Le Gardien de la foi baha’ie a décrit les quatre mois de séjour de Baha’u’llah à Constantinople comme étant «l’ouverture de l’un des épisodes les plus dramatiques du ministère de Baha’u’llah.» Sa signification, dans le cours de son ministère qui dura de près quarante ans est résumée d’une manière excellente par Shoghi Effendi qu’il est bon de citer à ce point critique de notre histoire:

On peut dire qu’avec l’arrivée de Baha’u’llah à Constantinople, capitale de l’Empire ottoman et siège du califat (saluée par les musulmans comme «le Dôme de l’islam», mais dénoncée par Baha’u’llah comme le lieu où était établi le «trône de la tyrannie»), le chapitre le plus sinistre et le plus désastreux, mais aussi le plus glorieux de l’histoire du premier siècle baha’i, venait de s’ouvrir. Une période pendant laquelle des privations inouïes et des épreuves sans précédent furent mêlées aux plus nobles triomphes spirituels débutait maintenant. Le soleil du ministère de Baha’u’llah était sur le point d’atteindre son zénith. Les années les plus importantes de l’âge héroïque de sa dispensation approchaient. Le processus catastrophique, annoncé déjà depuis l’année soixante par son précurseur dans le Qayyimu’l-Asma’, commençait à entrer en action.

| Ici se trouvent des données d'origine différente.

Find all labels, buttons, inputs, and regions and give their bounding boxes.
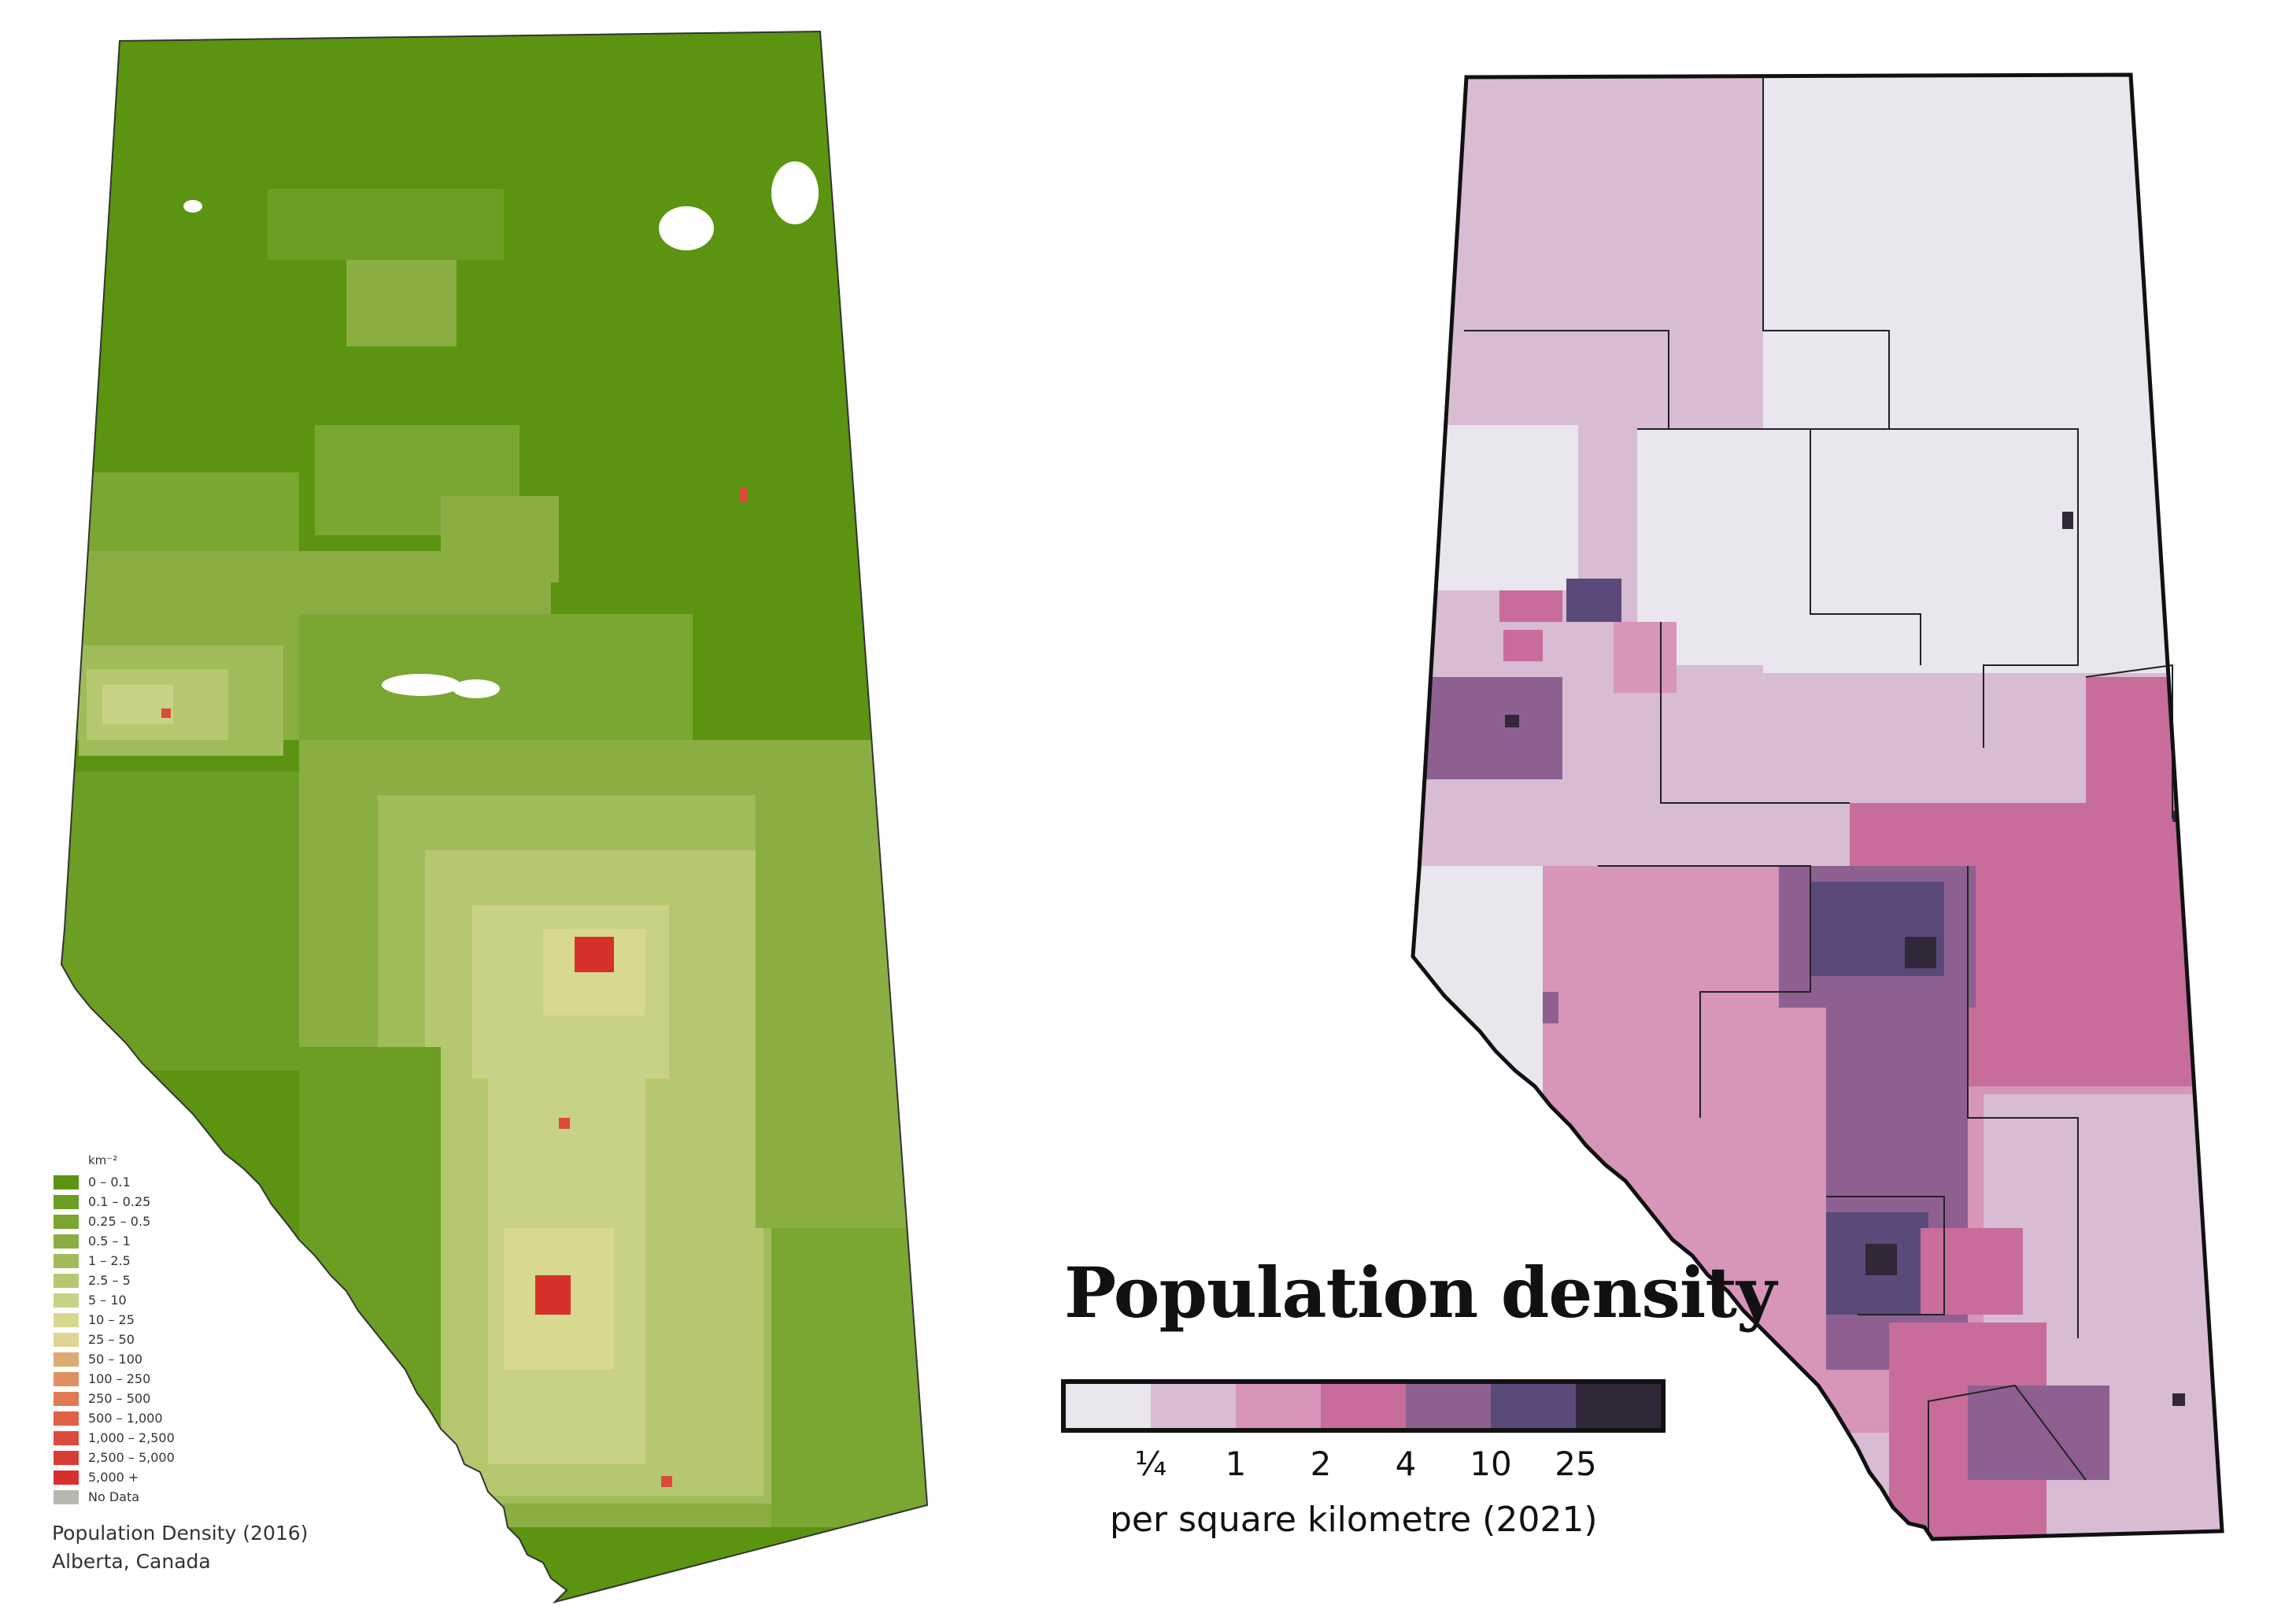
legend-label: 2,500 – 5,000 xyxy=(88,1450,175,1465)
legend-swatch xyxy=(54,1450,79,1465)
scale-segment xyxy=(1236,1384,1321,1428)
legend-swatch xyxy=(54,1430,79,1445)
legend-item: 0.25 – 0.5 xyxy=(54,1212,290,1231)
scale-tick-label: 1 xyxy=(1225,1445,1247,1483)
legend-label: 1 – 2.5 xyxy=(88,1253,131,1268)
legend-swatch xyxy=(54,1234,79,1249)
legend-swatch xyxy=(54,1253,79,1268)
legend-swatch xyxy=(54,1391,79,1406)
legend-swatch xyxy=(54,1312,79,1327)
legend-swatch xyxy=(54,1214,79,1229)
scale-segment xyxy=(1576,1384,1661,1428)
legend-swatch xyxy=(54,1411,79,1426)
legend-item: 25 – 50 xyxy=(54,1330,290,1349)
legend-item: 5 – 10 xyxy=(54,1290,290,1310)
legend-label: 10 – 25 xyxy=(88,1312,135,1327)
legend-label: 5 – 10 xyxy=(88,1293,127,1308)
left-province-outline xyxy=(60,30,929,1604)
right-map-title: Population density xyxy=(1064,1252,1777,1334)
legend-swatch xyxy=(54,1352,79,1367)
scale-segment xyxy=(1491,1384,1576,1428)
legend-swatch xyxy=(54,1175,79,1189)
legend-item: 2,500 – 5,000 xyxy=(54,1448,290,1467)
legend-label: 100 – 250 xyxy=(88,1371,151,1386)
color-scale-bar xyxy=(1061,1379,1666,1433)
legend-item: 1 – 2.5 xyxy=(54,1251,290,1271)
scale-tick-label: 4 xyxy=(1395,1445,1417,1483)
legend-item: No Data xyxy=(54,1487,290,1507)
right-region-borders xyxy=(1464,77,2173,1535)
left-legend: km⁻² 0 – 0.1 0.1 – 0.25 0.25 – 0.5 0.5 – 1 1… xyxy=(54,1153,290,1507)
scale-tick-label: 2 xyxy=(1310,1445,1332,1483)
legend-label: 50 – 100 xyxy=(88,1352,143,1367)
legend-swatch xyxy=(54,1489,79,1504)
legend-label: 2.5 – 5 xyxy=(88,1273,131,1288)
scale-tick-label: 25 xyxy=(1555,1445,1597,1483)
scale-segment xyxy=(1151,1384,1236,1428)
legend-label: 0.1 – 0.25 xyxy=(88,1194,151,1209)
scale-ticks: ¼ 1 2 4 10 25 xyxy=(0,1445,2296,1492)
legend-item: 5,000 + xyxy=(54,1467,290,1487)
legend-item: 0.1 – 0.25 xyxy=(54,1192,290,1212)
legend-label: 500 – 1,000 xyxy=(88,1411,163,1426)
left-density-map xyxy=(61,31,927,1602)
legend-item: 500 – 1,000 xyxy=(54,1408,290,1428)
legend-item: 50 – 100 xyxy=(54,1349,290,1369)
scale-tick-label: ¼ xyxy=(1134,1445,1167,1483)
legend-item: 10 – 25 xyxy=(54,1310,290,1330)
legend-label: 0.5 – 1 xyxy=(88,1234,131,1249)
legend-label: 250 – 500 xyxy=(88,1391,151,1406)
legend-label: 0 – 0.1 xyxy=(88,1175,131,1189)
scale-unit-label: per square kilometre (2021) xyxy=(1110,1500,1598,1540)
scale-segment xyxy=(1066,1384,1151,1428)
legend-item: 0 – 0.1 xyxy=(54,1172,290,1192)
left-caption-title: Population Density (2016) xyxy=(52,1522,309,1545)
left-caption: Population Density (2016) Alberta, Canad… xyxy=(52,1519,308,1576)
legend-swatch xyxy=(54,1194,79,1209)
scale-segment xyxy=(1321,1384,1406,1428)
legend-swatch xyxy=(54,1332,79,1347)
legend-item: 1,000 – 2,500 xyxy=(54,1428,290,1448)
left-caption-region: Alberta, Canada xyxy=(52,1550,211,1573)
legend-label: 0.25 – 0.5 xyxy=(88,1214,151,1229)
scale-tick-label: 10 xyxy=(1470,1445,1512,1483)
legend-swatch xyxy=(54,1371,79,1386)
legend-item: 250 – 500 xyxy=(54,1389,290,1408)
legend-label: 5,000 + xyxy=(88,1470,139,1485)
legend-unit: km⁻² xyxy=(88,1153,118,1167)
legend-item: 0.5 – 1 xyxy=(54,1231,290,1251)
legend-item: 100 – 250 xyxy=(54,1369,290,1389)
legend-item: 2.5 – 5 xyxy=(54,1271,290,1290)
legend-label: No Data xyxy=(88,1489,140,1504)
legend-swatch xyxy=(54,1273,79,1288)
legend-swatch xyxy=(54,1470,79,1485)
legend-swatch xyxy=(54,1293,79,1308)
right-province-outline xyxy=(1411,72,2224,1541)
scale-segment xyxy=(1406,1384,1491,1428)
legend-label: 1,000 – 2,500 xyxy=(88,1430,175,1445)
legend-label: 25 – 50 xyxy=(88,1332,135,1347)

Il y avait exactement deux décennies que la révélation Babi avait vu le jour à Chiraz, dans la Perse la plus arriérée. En dépit de la cruelle captivité à laquelle avait été soumis son auteur, il avait réussi à proclamer ses stupéfiantes revendications devant une assemblée distinguée, à Tabriz, capitale de l’Azerbaïdjan. Dans le hameau de Badasht, la dispensation annoncée par sa foi avait été mise au jour avec intrépidité par les champions de sa cause. Dans le désespoir et l’agonie du Siyah-Chal, à Téhéran, neuf ans plus tard, cette révélation avait été rapidement et mystérieusement amenée à fructifier tout à coup. Le processus d’une désagrégation rapide de la prospérité de cette foi, qui s’était dessiné petit à petit et accéléré d’une manière alarmante pendant les années de retraite de Baha’u’llah dans le Kurdistan, avait été arrêté et inversé de façon magistrale, après son retour de Sulaymaniyyih. Les fondations éthiques, morales et doctrinales d’une communauté naissante avaient été fermement établies par la suite, au cours de son séjour à Bagdad. Et finalement, dans le jardin du Ridvan, à la veille de son exil à Constantinople, le délai de dix années, prescrit par une Providence impénétrable, avait pris fin avec la déclaration de sa mission et l’émergence évidente de ce qui devait devenir le noyau d’une fraternité pour toute la terre. Ce qui restait maintenant à accomplir, c’était à proclamer, dans la ville d’Andrinople, cette même mission, devant les chefs ecclésiastiques et séculiers du monde, puis ensuite à développer davantage, au cours des décades suivantes, dans la prison fortifiée d’Acre, les principes et préceptes constituant les bases de cette foi, à formuler les lois et ordonnances en vue d’assurer son intégrité, à établir, aussitôt après l’ascension de Baha’u’llah, l’Alliance destinée à préserver son unité et à perpétuer son influence. [...]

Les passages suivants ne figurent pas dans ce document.